Maintain precision to four decimal places during FX conversion, rounding only at the final ledger commit using ROUND_HALF_EVEN to comply with standard accounting practices.

Data Normalization Pipelines & Fault Tolerance

Production reconciliation pipelines require structured validation, retry logic, and dead-letter queue (DLQ) routing. Wrap the parser in a Pydantic or dataclass schema validator to reject malformed payloads before they reach the ledger. Implement exponential backoff with jitter for transient I/O failures, and route unparseable statements to a DLQ with full context preservation.

Leverage Python’s built-in decimal module for all monetary arithmetic to guarantee deterministic results across distributed nodes. Attach structured JSON logging to every parsed transaction, including the raw line hash, parsed values, and reconciliation status. This observability layer enables rapid root-cause analysis when vendor-specific deviations break downstream matching algorithms.

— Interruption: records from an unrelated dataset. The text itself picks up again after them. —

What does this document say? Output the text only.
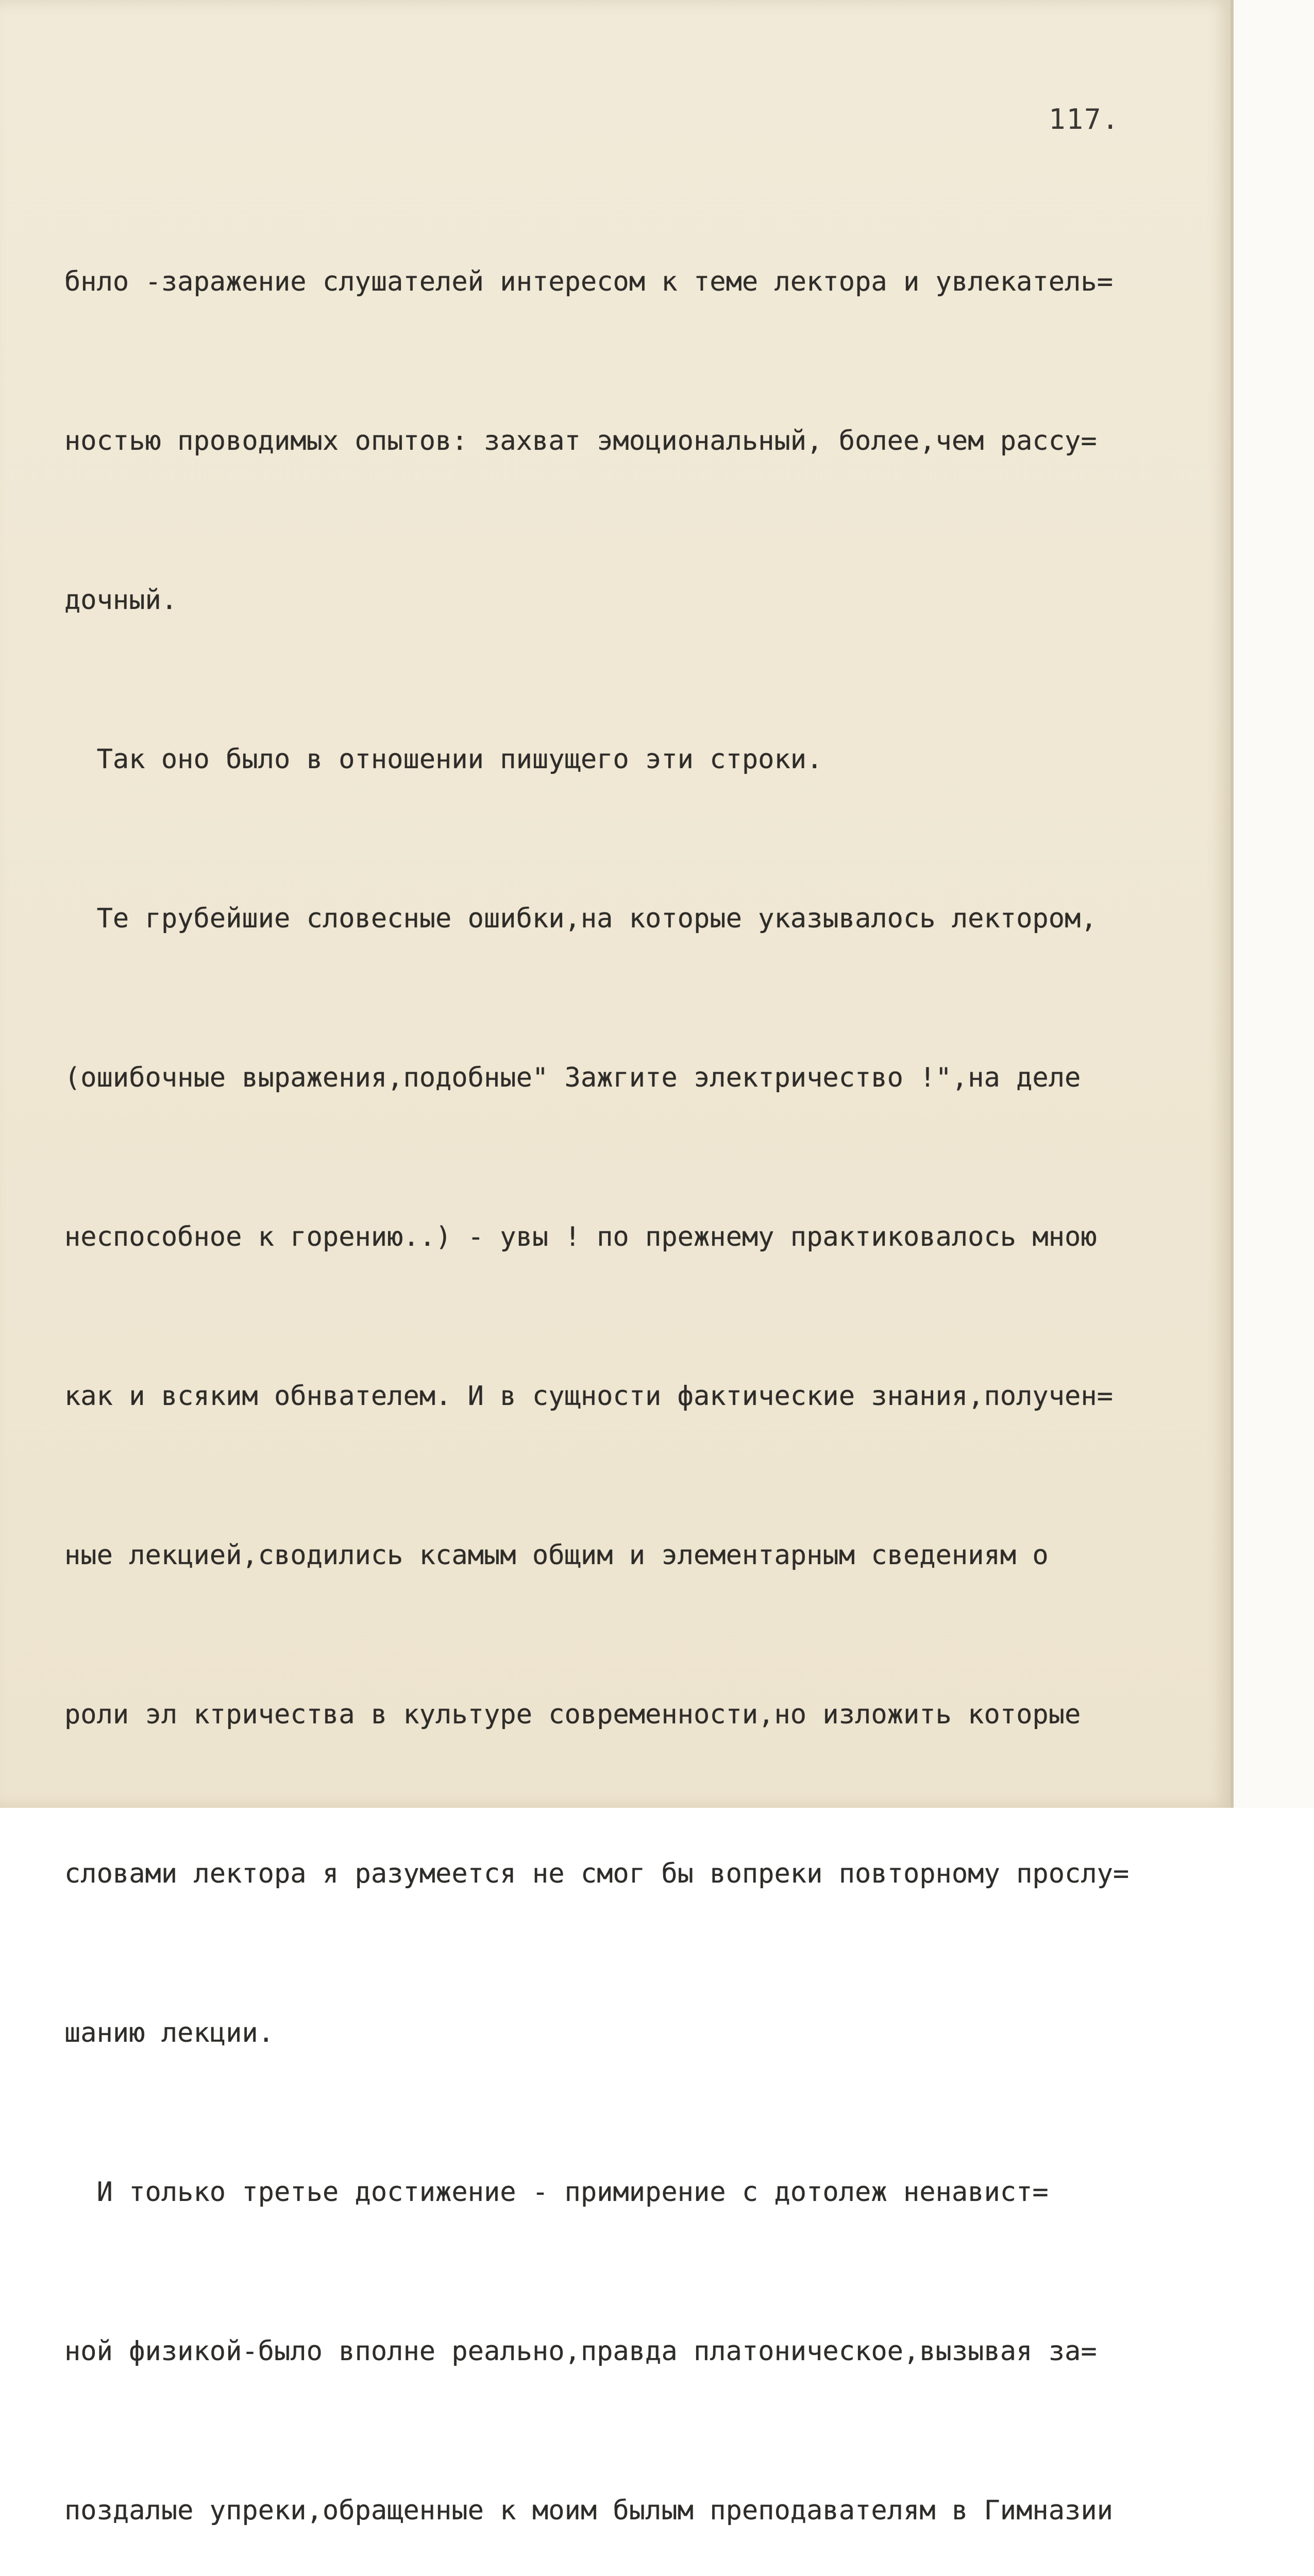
117.

бнло -заражение слушателей интересом к теме лектора и увлекатель=

ностью проводимых опытов: захват эмоциональный, более,чем рассу=

дочный.

Так оно было в отношении пишущего эти строки.

Те грубейшие словесные ошибки,на которые указывалось лектором,

(ошибочные выражения,подобные" Зажгите электричество !",на деле

неспособное к горению..) - увы ! по прежнему практиковалось мною

как и всяким обнвателем. И в сущности фактические знания,получен=

ные лекцией,сводились ксамым общим и элементарным сведениям о

роли эл ктричества в культуре современности,но изложить которые

словами лектора я разумеется не смог бы вопреки повторному прослу=

шанию лекции.

И только третье достижение - примирение с дотолеж ненавист=

ной физикой-было вполне реально,правда платоническое,вызывая за=

поздалые упреки,обращенные к моим былым преподавателям в Гимназии
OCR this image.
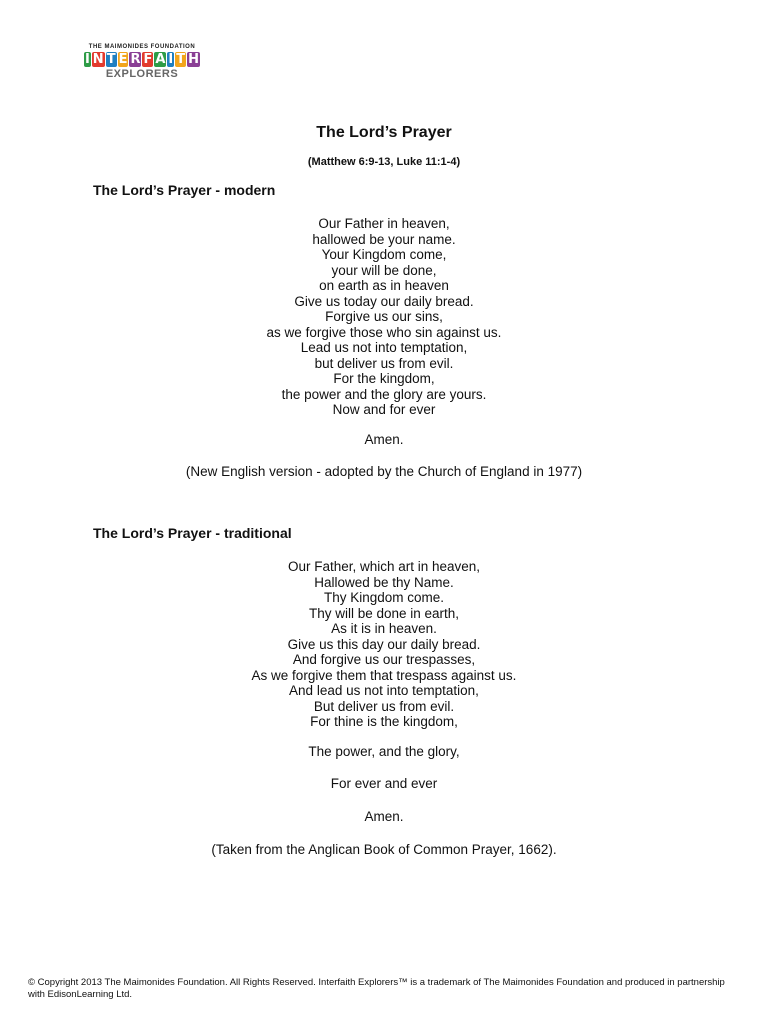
THE MAIMONIDES FOUNDATION
I N T E R F A I T H
EXPLORERS
The Lord’s Prayer
(Matthew 6:9-13, Luke 11:1-4)
The Lord’s Prayer - modern
Our Father in heaven,
hallowed be your name.
Your Kingdom come,
your will be done,
on earth as in heaven
Give us today our daily bread.
Forgive us our sins,
as we forgive those who sin against us.
Lead us not into temptation,
but deliver us from evil.
For the kingdom,
the power and the glory are yours.
Now and for ever
Amen.
(New English version - adopted by the Church of England in 1977)
The Lord’s Prayer - traditional
Our Father, which art in heaven,
Hallowed be thy Name.
Thy Kingdom come.
Thy will be done in earth,
As it is in heaven.
Give us this day our daily bread.
And forgive us our trespasses,
As we forgive them that trespass against us.
And lead us not into temptation,
But deliver us from evil.
For thine is the kingdom,
The power, and the glory,
For ever and ever
Amen.
(Taken from the Anglican Book of Common Prayer, 1662).
© Copyright 2013 The Maimonides Foundation. All Rights Reserved. Interfaith Explorers™ is a trademark of The Maimonides Foundation and produced in partnership with EdisonLearning Ltd.
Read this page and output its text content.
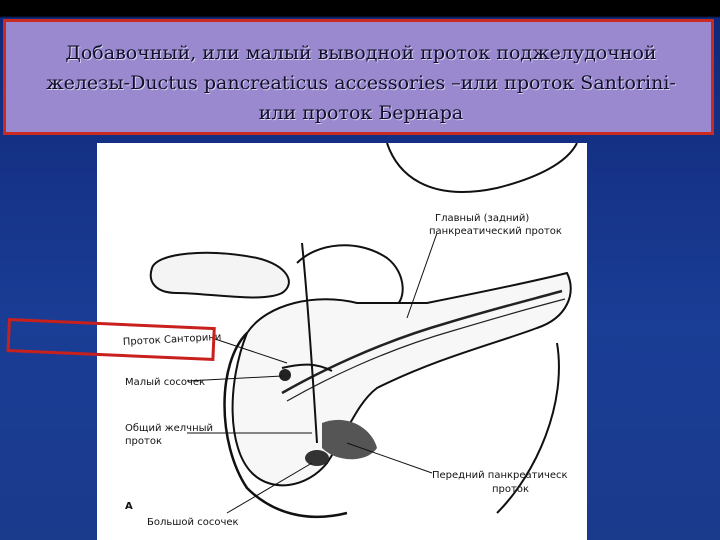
Добавочный, или малый выводной проток поджелудочной
железы-Ductus pancreaticus accessories –или проток Santorini-
или проток Бернара
Главный (задний)
панкреатический проток
Проток Санторини
Малый сосочек
Общий желчный
проток
Передний панкреатическ
проток
А
Большой сосочек
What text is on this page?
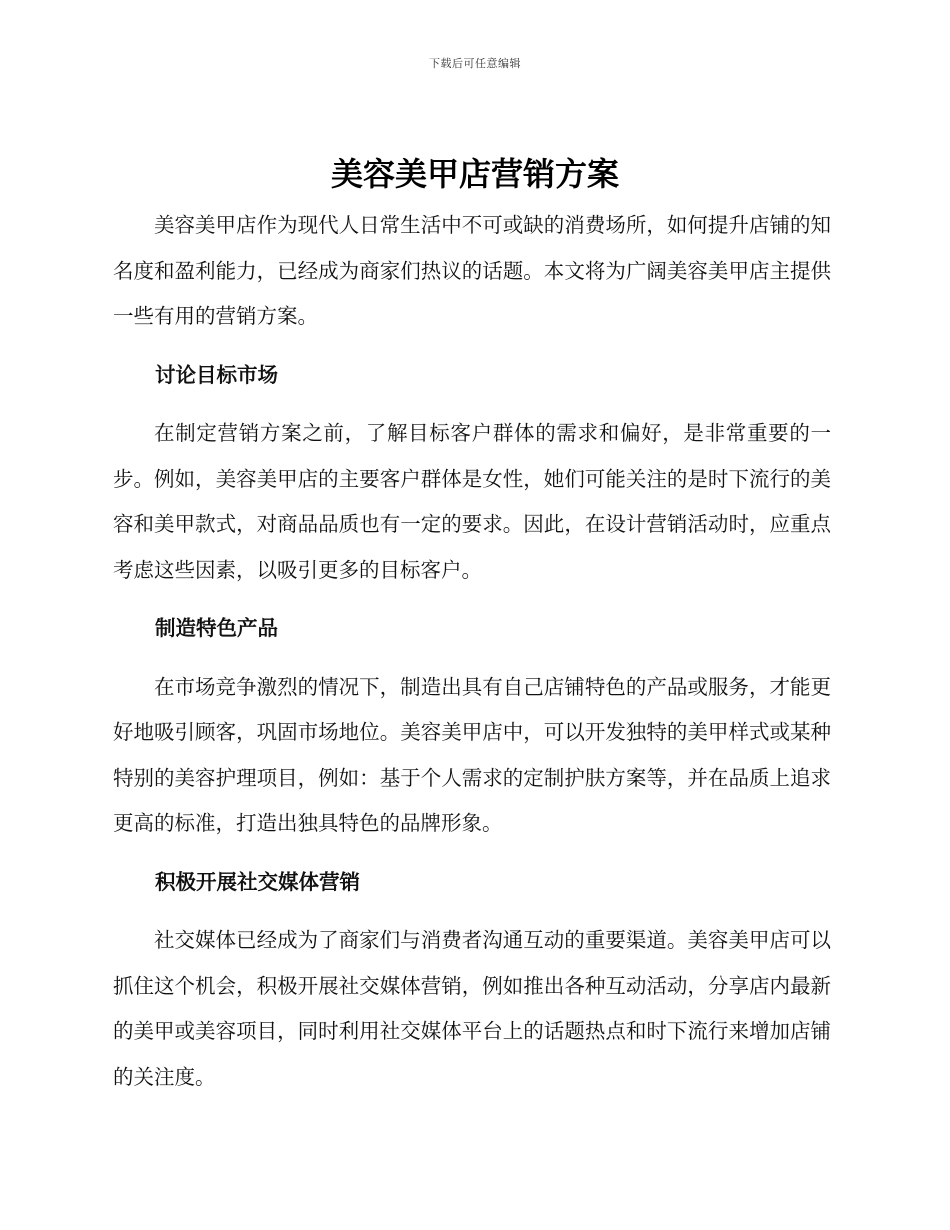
下载后可任意编辑
美容美甲店营销方案

美容美甲店作为现代人日常生活中不可或缺的消费场所，如何提升店铺的知名度和盈利能力，已经成为商家们热议的话题。本文将为广阔美容美甲店主提供一些有用的营销方案。

讨论目标市场

在制定营销方案之前，了解目标客户群体的需求和偏好，是非常重要的一步。例如，美容美甲店的主要客户群体是女性，她们可能关注的是时下流行的美容和美甲款式，对商品品质也有一定的要求。因此，在设计营销活动时，应重点考虑这些因素，以吸引更多的目标客户。

制造特色产品

在市场竞争激烈的情况下，制造出具有自己店铺特色的产品或服务，才能更好地吸引顾客，巩固市场地位。美容美甲店中，可以开发独特的美甲样式或某种特别的美容护理项目，例如：基于个人需求的定制护肤方案等，并在品质上追求更高的标准，打造出独具特色的品牌形象。

积极开展社交媒体营销

社交媒体已经成为了商家们与消费者沟通互动的重要渠道。美容美甲店可以抓住这个机会，积极开展社交媒体营销，例如推出各种互动活动，分享店内最新的美甲或美容项目，同时利用社交媒体平台上的话题热点和时下流行来增加店铺的关注度。
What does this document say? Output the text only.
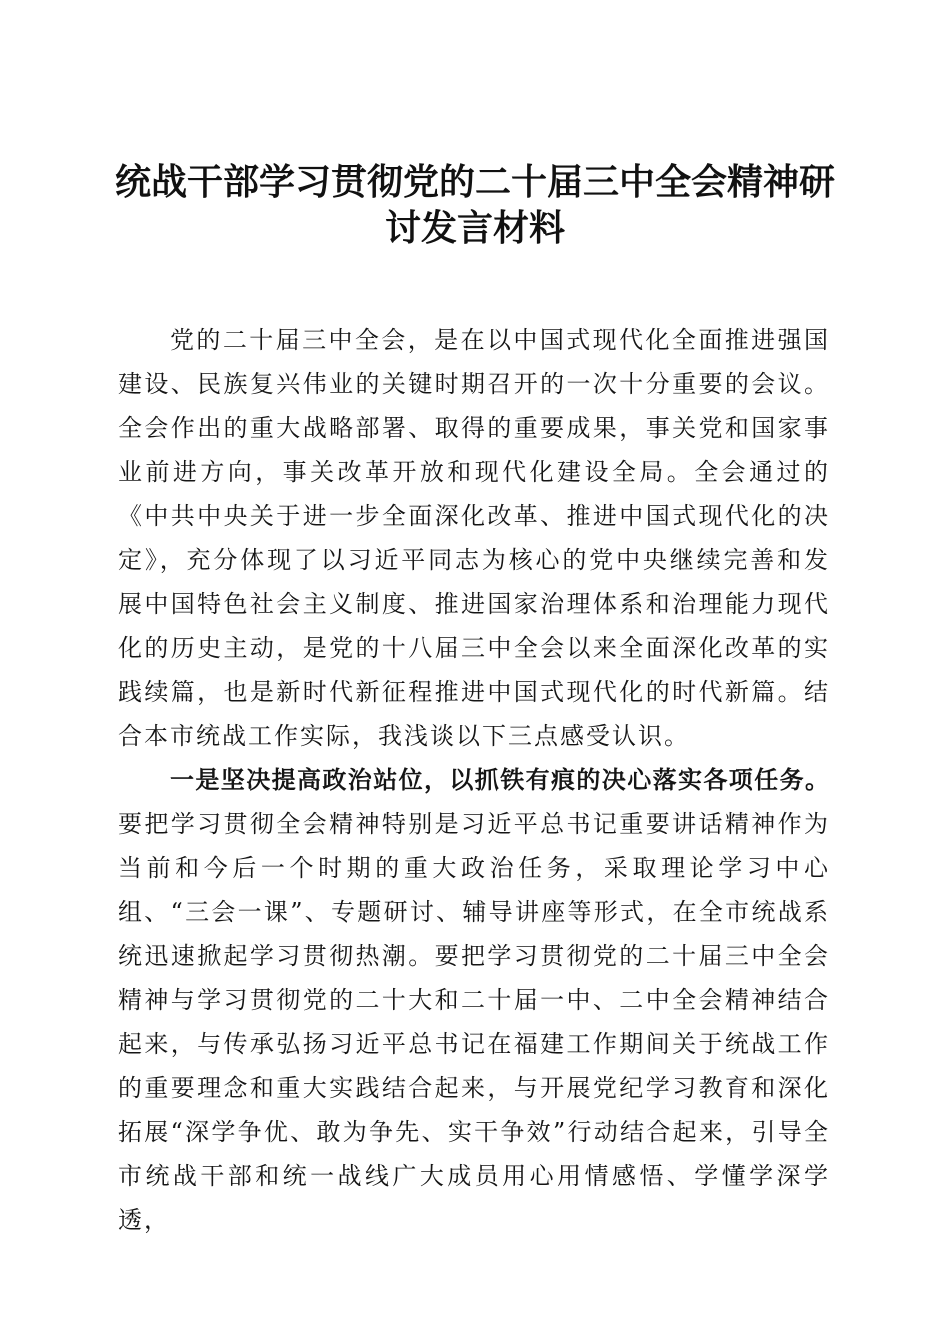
统战干部学习贯彻党的二十届三中全会精神研讨发言材料

党的二十届三中全会，是在以中国式现代化全面推进强国建设、民族复兴伟业的关键时期召开的一次十分重要的会议。全会作出的重大战略部署、取得的重要成果，事关党和国家事业前进方向，事关改革开放和现代化建设全局。全会通过的《中共中央关于进一步全面深化改革、推进中国式现代化的决定》，充分体现了以习近平同志为核心的党中央继续完善和发展中国特色社会主义制度、推进国家治理体系和治理能力现代化的历史主动，是党的十八届三中全会以来全面深化改革的实践续篇，也是新时代新征程推进中国式现代化的时代新篇。结合本市统战工作实际，我浅谈以下三点感受认识。

一是坚决提高政治站位，以抓铁有痕的决心落实各项任务。要把学习贯彻全会精神特别是习近平总书记重要讲话精神作为当前和今后一个时期的重大政治任务，采取理论学习中心组、“三会一课”、专题研讨、辅导讲座等形式，在全市统战系统迅速掀起学习贯彻热潮。要把学习贯彻党的二十届三中全会精神与学习贯彻党的二十大和二十届一中、二中全会精神结合起来，与传承弘扬习近平总书记在福建工作期间关于统战工作的重要理念和重大实践结合起来，与开展党纪学习教育和深化拓展“深学争优、敢为争先、实干争效”行动结合起来，引导全市统战干部和统一战线广大成员用心用情感悟、学懂学深学透，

For high-throughput environments, decouple ingestion from parsing using message brokers (Kafka, RabbitMQ). Process MT940 payloads in parallel worker pools, ensuring each worker maintains an isolated state machine instance. Commit parsed statements to the ledger using idempotent upserts keyed on :20: reference + :61: value date + amount. This architecture guarantees exactly-once semantics, prevents duplicate posting, and satisfies SOX/GDPR audit requirements.